Thursday, 27 November 2014

The Right to Free Speech

One thing that really disturbs me about our society is the unpleasant habit we have collectively developed of closing down a debate because the subject matter is offensive to us.

For example, a debate to be held at Oxford University over the pros and cons of abortion was recently halted due to threats of interference from feminist students. They were upset that people could ever consider that there are disadvantages to abortion. On that particular point, I might ask them to enquire how the aborted foetuses feel about it, but that's for another time.

The point is that just because a viewpoint is offensive to some, does not mean it shouldn't be debated and scrutinised.

There is an increasing tendency for this postulation to be met with the response: 'the right to free speech doesn't mean the right to a platform!' In other words, you can say what you like, but you can't force others to publish your views or to even allow you to utter them on their property.

I'll admit, there's some logic in that argument. But I still have a few big problems with it.

Firstly, it seems to imply that giving a platform to unpalatable views, or indeed, sharing a platform with someone who expresses them, somehow condones those opinions. This logic is taken to absurd length when some people actually call for a BBC journalist to be sacked because he had a photo taken with a by-election candidate for Britain First. No, I'm sorry, that's complete nonsense. Sharing a platform with, or providing a platform to someone, does not mean that you condone their views at all. It simply means that you are allowing them to express their opinion, that's all.

But what if their views are so utterly repugnant that they can't even bear to tolerate them being expressed? I suppose that some people don't even want to take the risk of even being associated with such opinions, and therefore refuse to publish them.

People might not have an automatic right to a platform to express their views, but if they are denied any platform whatsoever, then de facto they are being denied freedom of speech. We must, therefore, as a society, have some platforms which are guaranteed - where no subject is taboo, where anything can be debated without fear or favour. Parliament is one such institution - MPs are traditionally protected by Parliamentary privilege - a device which allowed them to participate freely in debates of great import without having to fear persecution or prosecution on the grounds of treason or sedition. Even today, Parliamentary privilege is used to protect MPs from court proceedings during the discharge of their offices.

Universities should be another. Seats of learning and centres of education and debate which have formed one of the cornerstones of our culture for centuries. And yet, Oxford students felt compelled to close down a debate on abortion because they found it 'offensive', and they didn't want things being discussed at 'their' university.

Well, I'm sorry to say, folks, it's not just your university. You study there, but you are subsidised by the taxpayer to do so. The university itself, whilst it theoretically could become entirely private, is rooted in hundreds of years of British history. Kings have studied there and granted it Charters. It has produced knowledge which has benefited us all. Universities are for the public sharing of knowledge and learning for the greater good. They belong to us all, not merely the people who study there.
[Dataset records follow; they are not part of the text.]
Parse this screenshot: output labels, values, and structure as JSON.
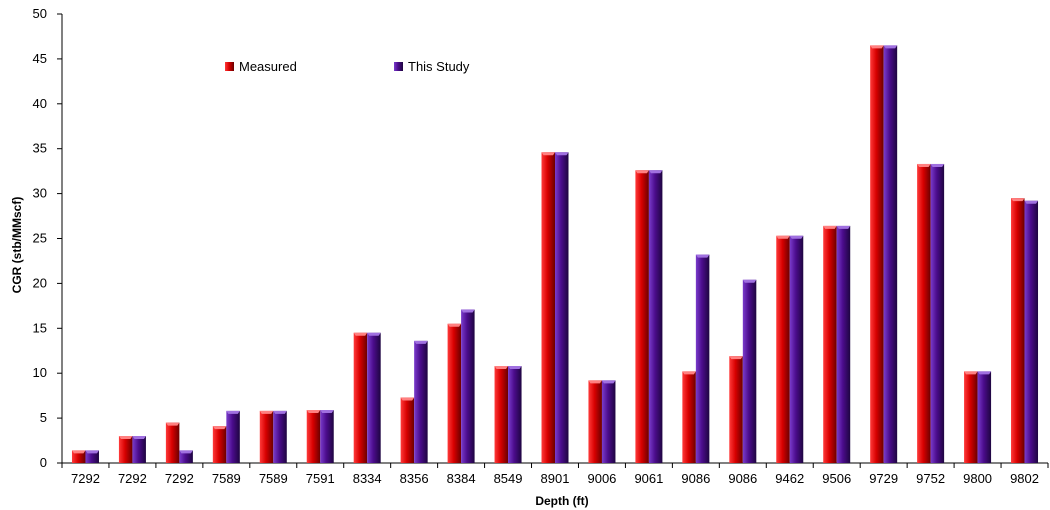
{
  "chart_data": {
    "type": "bar",
    "title": "",
    "xlabel": "Depth (ft)",
    "ylabel": "CGR (stb/MMscf)",
    "ylim": [
      0,
      50
    ],
    "yticks": [
      0,
      5,
      10,
      15,
      20,
      25,
      30,
      35,
      40,
      45,
      50
    ],
    "grid": false,
    "legend_position": "top-left",
    "categories": [
      "7292",
      "7292",
      "7292",
      "7589",
      "7589",
      "7591",
      "8334",
      "8356",
      "8384",
      "8549",
      "8901",
      "9006",
      "9061",
      "9086",
      "9086",
      "9462",
      "9506",
      "9729",
      "9752",
      "9800",
      "9802"
    ],
    "series": [
      {
        "name": "Measured",
        "color": "#c00000",
        "values": [
          1.4,
          3.0,
          4.5,
          4.1,
          5.8,
          5.9,
          14.5,
          7.3,
          15.5,
          10.8,
          34.6,
          9.2,
          32.6,
          10.2,
          11.9,
          25.3,
          26.4,
          46.5,
          33.3,
          10.2,
          29.5
        ]
      },
      {
        "name": "This Study",
        "color": "#4b0c8c",
        "values": [
          1.4,
          3.0,
          1.4,
          5.8,
          5.8,
          5.9,
          14.5,
          13.6,
          17.1,
          10.8,
          34.6,
          9.2,
          32.6,
          23.2,
          20.4,
          25.3,
          26.4,
          46.5,
          33.3,
          10.2,
          29.2
        ]
      }
    ]
  }
}
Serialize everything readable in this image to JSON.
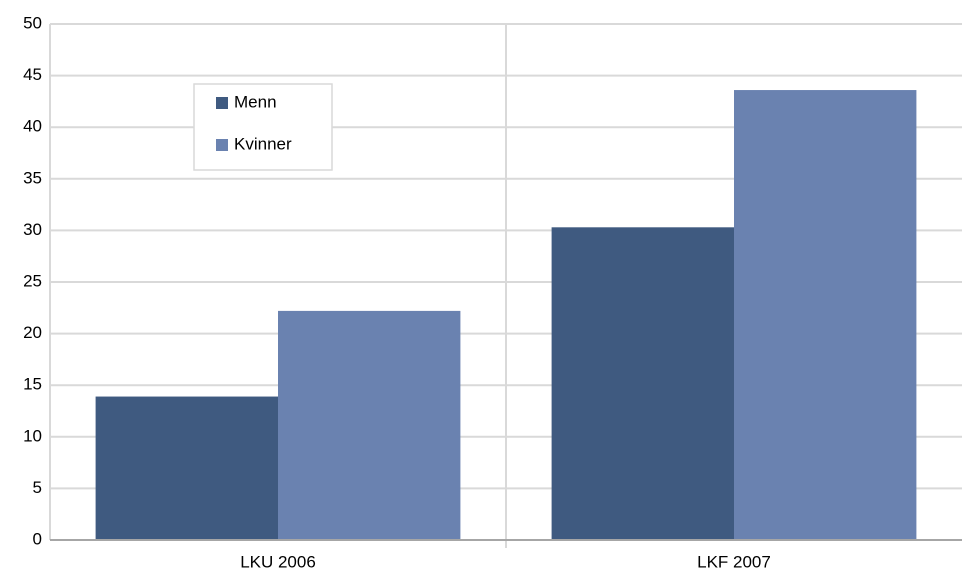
{
  "chart_data": {
    "type": "bar",
    "categories": [
      "LKU 2006",
      "LKF 2007"
    ],
    "series": [
      {
        "name": "Menn",
        "color": "#3f5a80",
        "values": [
          13.9,
          30.3
        ]
      },
      {
        "name": "Kvinner",
        "color": "#6a82b0",
        "values": [
          22.2,
          43.6
        ]
      }
    ],
    "ylim": [
      0,
      50
    ],
    "yticks": [
      0,
      5,
      10,
      15,
      20,
      25,
      30,
      35,
      40,
      45,
      50
    ],
    "grid": true,
    "legend": "upper left"
  }
}
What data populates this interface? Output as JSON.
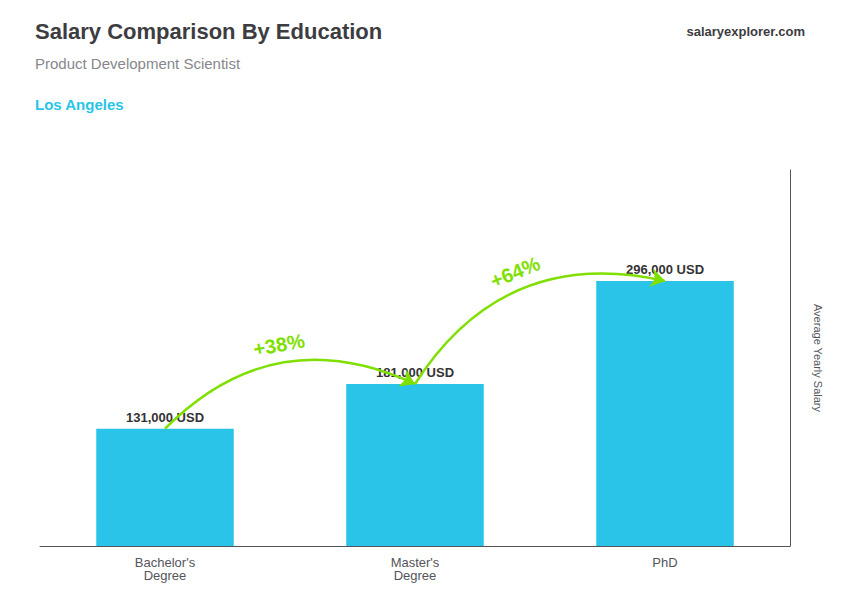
{
  "chart_data": {
    "type": "bar",
    "title": "Salary Comparison By Education",
    "subtitle": [
      "Product Development Scientist",
      "Los Angeles"
    ],
    "annotations": [
      "salaryexplorer.com"
    ],
    "y_label": "Average Yearly Salary",
    "categories": [
      "Bachelor's\nDegree",
      "Master's\nDegree",
      "PhD"
    ],
    "values": [
      131000,
      181000,
      296000
    ],
    "value_labels": [
      "131,000 USD",
      "181,000 USD",
      "296,000 USD"
    ],
    "data_labels": true,
    "color": "#29C4E8",
    "arrows": [
      {
        "label": "+38%",
        "color": "#7FE000"
      },
      {
        "label": "+64%",
        "color": "#7FE000"
      }
    ],
    "ylim": [
      0,
      420000
    ],
    "grid": false,
    "tick_labels": "x"
  }
}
And finally, regardless of whether an opinion is regarded as toxic or not, regardless of whether it is regarded as offensive or not, that opinion must be heard. An attempt to close down or suppress opinion merely because it 'offends' is the worst example of groupthink - a desire for harmony and conformity which leads to irrational decision-making and ultimately, bad choices, by suppressing opinions that challenge assumptions, stereotyping of challengers as weak, evil or stupid and an irrational sense of moral supremacy against such challengers.

Sound familiar?

So to anyone who considers closing down a debate because they're 'offended', I'll say only this: have you considered the possibility that your opinion is wrong?